En politica internacional, nos compramos gratis un bochorno porque la señora no quería ir contra su amigo Chavito. Por su lado, Kirchner sigue haciendo lo que quiere y los tratados de abastecimiento de gas descansan en paz. Las sonrisas con La Paz continuan, pero los problemas no se arreglan. Con Peru el pololeo duró poquito y todo hace suponer que las cosas se agudizarán.
El Gobierno "cercano" dio su mejor demostración con Transantiago: en el lanzamiento de una de sus tareas emblemáticas, la Presidenta optó por sus vacaciones. Hoy sale haciendo declaraciones extemporaneas, vacias, populistas y - lo peor - carentes de toda lealtad hacia sus colaboradores.
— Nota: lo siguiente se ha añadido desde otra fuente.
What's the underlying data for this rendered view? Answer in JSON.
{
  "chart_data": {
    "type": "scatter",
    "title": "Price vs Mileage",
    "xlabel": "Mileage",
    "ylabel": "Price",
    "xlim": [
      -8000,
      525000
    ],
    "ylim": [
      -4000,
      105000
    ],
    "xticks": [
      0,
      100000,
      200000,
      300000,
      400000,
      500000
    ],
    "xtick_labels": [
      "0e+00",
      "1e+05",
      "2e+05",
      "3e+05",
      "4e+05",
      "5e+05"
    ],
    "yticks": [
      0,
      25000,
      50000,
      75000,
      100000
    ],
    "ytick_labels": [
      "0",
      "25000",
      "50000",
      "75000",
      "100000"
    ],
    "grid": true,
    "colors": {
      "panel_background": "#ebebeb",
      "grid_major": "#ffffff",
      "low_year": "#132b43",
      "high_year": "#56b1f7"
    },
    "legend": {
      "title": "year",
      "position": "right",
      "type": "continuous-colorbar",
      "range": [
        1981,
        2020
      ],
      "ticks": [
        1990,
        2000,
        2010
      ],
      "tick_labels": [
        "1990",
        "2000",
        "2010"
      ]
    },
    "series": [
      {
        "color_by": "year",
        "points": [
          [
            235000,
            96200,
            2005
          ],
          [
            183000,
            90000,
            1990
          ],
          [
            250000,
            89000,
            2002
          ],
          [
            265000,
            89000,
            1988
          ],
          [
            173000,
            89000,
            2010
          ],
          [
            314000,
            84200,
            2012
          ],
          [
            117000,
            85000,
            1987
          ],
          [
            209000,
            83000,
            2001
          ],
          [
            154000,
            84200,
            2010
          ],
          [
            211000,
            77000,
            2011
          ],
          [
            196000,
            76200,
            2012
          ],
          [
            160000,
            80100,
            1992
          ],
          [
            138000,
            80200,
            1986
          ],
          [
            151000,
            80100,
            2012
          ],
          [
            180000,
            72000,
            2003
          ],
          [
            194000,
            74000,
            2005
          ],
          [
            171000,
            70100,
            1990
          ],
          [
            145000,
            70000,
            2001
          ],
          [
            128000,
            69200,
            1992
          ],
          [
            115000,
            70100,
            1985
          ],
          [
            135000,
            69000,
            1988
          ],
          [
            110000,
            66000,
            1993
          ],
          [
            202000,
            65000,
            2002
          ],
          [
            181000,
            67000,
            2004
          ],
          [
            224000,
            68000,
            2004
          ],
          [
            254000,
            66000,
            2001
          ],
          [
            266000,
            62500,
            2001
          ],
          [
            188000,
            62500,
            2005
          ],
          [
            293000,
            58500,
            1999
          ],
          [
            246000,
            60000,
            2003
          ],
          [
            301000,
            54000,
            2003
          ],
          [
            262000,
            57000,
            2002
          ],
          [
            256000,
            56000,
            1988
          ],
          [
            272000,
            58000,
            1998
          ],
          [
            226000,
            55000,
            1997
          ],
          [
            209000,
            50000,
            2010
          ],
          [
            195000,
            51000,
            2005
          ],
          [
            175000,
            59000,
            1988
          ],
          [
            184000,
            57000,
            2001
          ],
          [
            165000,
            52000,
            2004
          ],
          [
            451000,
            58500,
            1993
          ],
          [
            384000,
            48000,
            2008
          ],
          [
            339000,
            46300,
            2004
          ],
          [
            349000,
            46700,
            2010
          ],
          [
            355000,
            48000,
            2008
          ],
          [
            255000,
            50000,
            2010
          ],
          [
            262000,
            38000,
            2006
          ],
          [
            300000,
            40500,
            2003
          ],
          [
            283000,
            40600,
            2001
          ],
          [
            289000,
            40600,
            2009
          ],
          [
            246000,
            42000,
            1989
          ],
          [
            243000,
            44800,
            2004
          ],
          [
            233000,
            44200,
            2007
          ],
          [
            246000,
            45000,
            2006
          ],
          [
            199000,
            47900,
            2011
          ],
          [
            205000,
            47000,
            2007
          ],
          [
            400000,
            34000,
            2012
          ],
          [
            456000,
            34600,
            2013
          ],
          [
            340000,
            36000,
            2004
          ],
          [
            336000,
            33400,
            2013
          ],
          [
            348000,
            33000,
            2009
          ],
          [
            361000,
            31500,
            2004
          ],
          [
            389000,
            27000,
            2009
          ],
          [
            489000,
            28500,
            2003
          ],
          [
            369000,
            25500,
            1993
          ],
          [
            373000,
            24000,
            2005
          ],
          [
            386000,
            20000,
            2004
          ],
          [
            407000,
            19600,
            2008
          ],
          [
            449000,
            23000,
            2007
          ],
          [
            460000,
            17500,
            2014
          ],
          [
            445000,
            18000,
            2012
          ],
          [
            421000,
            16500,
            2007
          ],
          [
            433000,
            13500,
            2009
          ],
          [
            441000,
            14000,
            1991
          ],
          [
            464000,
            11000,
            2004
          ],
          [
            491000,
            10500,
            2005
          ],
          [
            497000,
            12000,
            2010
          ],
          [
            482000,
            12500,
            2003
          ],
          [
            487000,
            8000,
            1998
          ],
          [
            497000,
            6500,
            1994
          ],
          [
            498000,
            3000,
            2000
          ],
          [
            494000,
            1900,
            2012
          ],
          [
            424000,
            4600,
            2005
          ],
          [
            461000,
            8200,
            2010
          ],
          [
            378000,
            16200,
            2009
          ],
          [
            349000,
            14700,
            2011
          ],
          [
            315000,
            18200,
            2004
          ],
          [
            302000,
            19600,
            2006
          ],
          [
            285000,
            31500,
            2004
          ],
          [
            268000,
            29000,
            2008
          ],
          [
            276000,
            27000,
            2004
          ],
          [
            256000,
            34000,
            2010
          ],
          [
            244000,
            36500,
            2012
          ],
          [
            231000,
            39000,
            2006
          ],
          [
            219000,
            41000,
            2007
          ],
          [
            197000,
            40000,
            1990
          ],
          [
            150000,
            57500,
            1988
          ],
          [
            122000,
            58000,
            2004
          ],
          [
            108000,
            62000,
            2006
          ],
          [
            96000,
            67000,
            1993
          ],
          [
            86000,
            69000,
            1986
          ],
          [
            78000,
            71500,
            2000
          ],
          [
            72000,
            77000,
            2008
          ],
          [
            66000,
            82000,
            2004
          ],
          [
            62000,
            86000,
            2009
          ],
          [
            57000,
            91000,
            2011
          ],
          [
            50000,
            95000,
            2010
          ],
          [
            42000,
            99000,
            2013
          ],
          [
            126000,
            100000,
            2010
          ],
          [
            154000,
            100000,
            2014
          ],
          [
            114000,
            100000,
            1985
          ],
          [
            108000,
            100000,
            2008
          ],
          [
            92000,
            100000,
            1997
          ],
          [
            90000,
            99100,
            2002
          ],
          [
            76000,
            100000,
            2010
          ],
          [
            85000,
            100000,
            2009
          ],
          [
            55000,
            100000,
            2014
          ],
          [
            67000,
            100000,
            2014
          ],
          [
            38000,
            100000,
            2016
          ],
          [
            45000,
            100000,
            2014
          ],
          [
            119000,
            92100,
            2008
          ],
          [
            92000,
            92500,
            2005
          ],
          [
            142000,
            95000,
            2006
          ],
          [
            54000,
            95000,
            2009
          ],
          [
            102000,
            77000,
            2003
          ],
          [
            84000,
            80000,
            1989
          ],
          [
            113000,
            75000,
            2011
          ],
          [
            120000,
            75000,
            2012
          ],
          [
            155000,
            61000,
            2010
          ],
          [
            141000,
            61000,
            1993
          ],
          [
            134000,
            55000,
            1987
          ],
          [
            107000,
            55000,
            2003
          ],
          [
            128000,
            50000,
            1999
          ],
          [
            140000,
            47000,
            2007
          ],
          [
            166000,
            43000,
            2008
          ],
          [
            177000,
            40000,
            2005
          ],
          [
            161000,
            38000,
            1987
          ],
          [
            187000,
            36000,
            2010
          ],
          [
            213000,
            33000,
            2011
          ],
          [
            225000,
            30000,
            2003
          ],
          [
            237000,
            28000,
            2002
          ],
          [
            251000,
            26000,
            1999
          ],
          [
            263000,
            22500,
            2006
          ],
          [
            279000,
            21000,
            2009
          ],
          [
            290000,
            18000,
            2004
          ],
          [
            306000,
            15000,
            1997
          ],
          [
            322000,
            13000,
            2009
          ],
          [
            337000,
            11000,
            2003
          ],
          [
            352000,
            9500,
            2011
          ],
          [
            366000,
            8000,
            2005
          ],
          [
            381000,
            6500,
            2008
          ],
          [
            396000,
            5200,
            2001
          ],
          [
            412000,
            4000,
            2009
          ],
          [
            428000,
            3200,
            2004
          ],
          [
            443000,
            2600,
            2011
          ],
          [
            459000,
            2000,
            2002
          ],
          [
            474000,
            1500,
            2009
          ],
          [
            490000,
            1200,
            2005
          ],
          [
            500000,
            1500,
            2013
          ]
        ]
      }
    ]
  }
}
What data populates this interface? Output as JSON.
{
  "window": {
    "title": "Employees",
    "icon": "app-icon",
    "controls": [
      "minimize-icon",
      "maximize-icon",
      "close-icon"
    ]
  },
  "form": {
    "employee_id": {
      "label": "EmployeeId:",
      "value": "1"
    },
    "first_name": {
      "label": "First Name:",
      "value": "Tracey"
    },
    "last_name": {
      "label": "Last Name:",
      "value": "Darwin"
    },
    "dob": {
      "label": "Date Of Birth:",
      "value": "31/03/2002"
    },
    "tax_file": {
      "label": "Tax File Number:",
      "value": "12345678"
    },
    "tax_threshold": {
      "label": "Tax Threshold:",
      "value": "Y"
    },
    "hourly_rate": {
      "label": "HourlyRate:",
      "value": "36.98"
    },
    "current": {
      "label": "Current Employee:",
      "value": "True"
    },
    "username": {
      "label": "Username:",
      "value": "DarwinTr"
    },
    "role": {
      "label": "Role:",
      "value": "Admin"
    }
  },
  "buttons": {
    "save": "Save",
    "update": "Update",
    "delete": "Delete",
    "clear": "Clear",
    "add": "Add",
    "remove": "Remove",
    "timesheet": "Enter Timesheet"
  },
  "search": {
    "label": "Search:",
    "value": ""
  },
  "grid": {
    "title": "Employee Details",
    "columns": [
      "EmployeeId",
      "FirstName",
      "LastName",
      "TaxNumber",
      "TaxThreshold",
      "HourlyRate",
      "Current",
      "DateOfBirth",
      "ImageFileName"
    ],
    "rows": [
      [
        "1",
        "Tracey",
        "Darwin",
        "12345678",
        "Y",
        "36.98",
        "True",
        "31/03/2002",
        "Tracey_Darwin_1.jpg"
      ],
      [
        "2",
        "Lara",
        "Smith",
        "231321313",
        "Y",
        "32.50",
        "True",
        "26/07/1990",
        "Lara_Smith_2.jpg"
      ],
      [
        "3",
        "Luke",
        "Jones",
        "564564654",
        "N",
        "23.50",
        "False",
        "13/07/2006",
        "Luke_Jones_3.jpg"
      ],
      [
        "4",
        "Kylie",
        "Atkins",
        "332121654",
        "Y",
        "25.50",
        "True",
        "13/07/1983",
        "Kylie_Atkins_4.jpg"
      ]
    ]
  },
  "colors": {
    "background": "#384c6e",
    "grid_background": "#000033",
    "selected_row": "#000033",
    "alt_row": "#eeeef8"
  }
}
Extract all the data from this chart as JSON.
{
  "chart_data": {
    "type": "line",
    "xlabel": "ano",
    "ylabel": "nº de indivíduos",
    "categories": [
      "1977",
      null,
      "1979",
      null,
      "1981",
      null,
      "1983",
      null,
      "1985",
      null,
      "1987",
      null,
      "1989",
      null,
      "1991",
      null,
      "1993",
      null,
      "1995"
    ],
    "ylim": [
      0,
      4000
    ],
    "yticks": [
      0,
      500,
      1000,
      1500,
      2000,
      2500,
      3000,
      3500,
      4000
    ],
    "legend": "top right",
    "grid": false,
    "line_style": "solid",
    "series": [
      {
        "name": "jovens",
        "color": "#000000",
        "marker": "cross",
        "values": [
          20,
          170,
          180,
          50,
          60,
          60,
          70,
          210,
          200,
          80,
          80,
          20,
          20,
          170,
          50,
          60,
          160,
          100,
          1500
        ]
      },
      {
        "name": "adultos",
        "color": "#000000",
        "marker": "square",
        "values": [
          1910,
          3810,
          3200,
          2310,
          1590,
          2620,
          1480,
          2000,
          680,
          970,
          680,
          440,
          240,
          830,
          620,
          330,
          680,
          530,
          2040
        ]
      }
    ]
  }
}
El mejor indicador de la pésima gestión presidencial, es que antes del cuarto de su Gobierno ya todos están pensando en quien la reemplaza. Gracias a Dios el gobierno es de solo cuatro años. Tal vez hablar de un cuarto de gobierno resulta mas adjetivo de lo que se cree.

Sin embargo debemos conceder a la Presidenta que ella no buscó el lugar en que está. Simplemente es el resultado de que dirigentes y electores privilegiaron las encuestas y una bonita sonrisa. Espero que en 3 años mas, los criterios de selección sean un poquito mas exigentes.